Using the values for the heat of fusion, specific heat of water, or heat of vaporization, calculate the amount of heat energy in each of the following:

* calories removed to condense 125g of steam at 100 degree C to cool the liquid to 15 degree C

* joules needed to melt a 525-g ice cube at 0 degree C and to war the liquid to 15 degree C

*Kilocalories removed to condense 85 g of steam at 100 degree C, cool the liquid to 0 degree C, and freeze it at 0 degree C

First one.

q1 = heat removed to condense 125 g steam at 100 C to water at 100 C.
q1 = mass steam x heat vaporization.

q2 = heat removed to cool liquid water at 100 C to 15 C.
q2 = mass water x specific heat water x (Tfinal-Tinitial).

qtotal = q1 + q2

300

500kl

To calculate the amount of heat energy in each of the given scenarios, we need to use the equations involving the heat of fusion, specific heat, and heat of vaporization.

1. Calories removed to condense 125g of steam at 100°C to cool the liquid to 15°C:

To condense steam at 100°C, we need to use the equation:

Heat energy = mass * heat of vaporization

Given:
Mass of steam = 125g
Heat of vaporization of water = 540 cal/g

Heat energy to condense the steam = 125g * 540 cal/g = 67,500 calories

To cool the liquid to 15°C, we need to use the equation:

Heat energy = mass * specific heat * change in temperature

Given:
Mass of liquid water = 125g
Specific heat of water = 1 cal/g°C
Change in temperature = (100 - 15)°C = 85°C

Heat energy to cool the liquid = 125g * 1 cal/g°C * 85°C = 10,625 calories

Total amount of heat energy = Heat energy to condense steam + Heat energy to cool liquid
= 67,500 calories + 10,625 calories
= 78,125 calories

Therefore, the amount of heat energy required is 78,125 calories.

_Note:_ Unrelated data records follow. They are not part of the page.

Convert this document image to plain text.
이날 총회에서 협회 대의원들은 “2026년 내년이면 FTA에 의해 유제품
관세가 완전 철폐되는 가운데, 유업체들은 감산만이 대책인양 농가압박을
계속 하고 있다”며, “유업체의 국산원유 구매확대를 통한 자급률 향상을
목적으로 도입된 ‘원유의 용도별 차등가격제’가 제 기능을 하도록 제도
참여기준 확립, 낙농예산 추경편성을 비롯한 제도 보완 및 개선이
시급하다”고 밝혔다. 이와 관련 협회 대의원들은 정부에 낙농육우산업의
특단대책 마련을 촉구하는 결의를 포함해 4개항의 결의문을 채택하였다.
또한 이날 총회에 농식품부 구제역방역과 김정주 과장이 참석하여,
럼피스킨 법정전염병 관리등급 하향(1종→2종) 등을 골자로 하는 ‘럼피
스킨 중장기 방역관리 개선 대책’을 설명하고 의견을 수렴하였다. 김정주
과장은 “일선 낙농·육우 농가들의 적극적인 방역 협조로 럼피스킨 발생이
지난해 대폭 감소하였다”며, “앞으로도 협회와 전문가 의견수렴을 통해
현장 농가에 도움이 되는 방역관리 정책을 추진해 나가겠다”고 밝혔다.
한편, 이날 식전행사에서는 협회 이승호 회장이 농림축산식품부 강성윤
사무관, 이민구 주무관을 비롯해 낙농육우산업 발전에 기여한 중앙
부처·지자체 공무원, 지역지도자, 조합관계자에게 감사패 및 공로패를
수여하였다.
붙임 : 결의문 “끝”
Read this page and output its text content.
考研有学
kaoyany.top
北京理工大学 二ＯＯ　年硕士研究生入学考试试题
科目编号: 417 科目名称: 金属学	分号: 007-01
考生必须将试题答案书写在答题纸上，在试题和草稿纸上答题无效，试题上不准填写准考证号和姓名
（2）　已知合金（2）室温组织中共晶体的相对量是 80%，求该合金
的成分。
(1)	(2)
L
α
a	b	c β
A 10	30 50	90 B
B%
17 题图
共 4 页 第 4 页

2. Joules needed to melt a 525g ice cube at 0°C and warm the liquid to 15°C:

To melt the ice cube, we need to use the equation:

Heat energy = mass * heat of fusion

Given:
Mass of ice = 525g
Heat of fusion of water = 334 J/g

Heat energy to melt the ice = 525g * 334 J/g = 174,900 joules

To warm the liquid to 15°C, we need to use the equation:

Heat energy = mass * specific heat * change in temperature

Given:
Mass of liquid water = 525g
Specific heat of water = 4.18 J/g°C
Change in temperature = (15 - 0)°C = 15°C

Heat energy to warm the liquid = 525g * 4.18 J/g°C * 15°C = 34,798.5 joules

Total amount of heat energy = Heat energy to melt ice + Heat energy to warm liquid
= 174,900 joules + 34,798.5 joules
= 209,698.5 joules

Therefore, the amount of heat energy required is 209,698.5 joules.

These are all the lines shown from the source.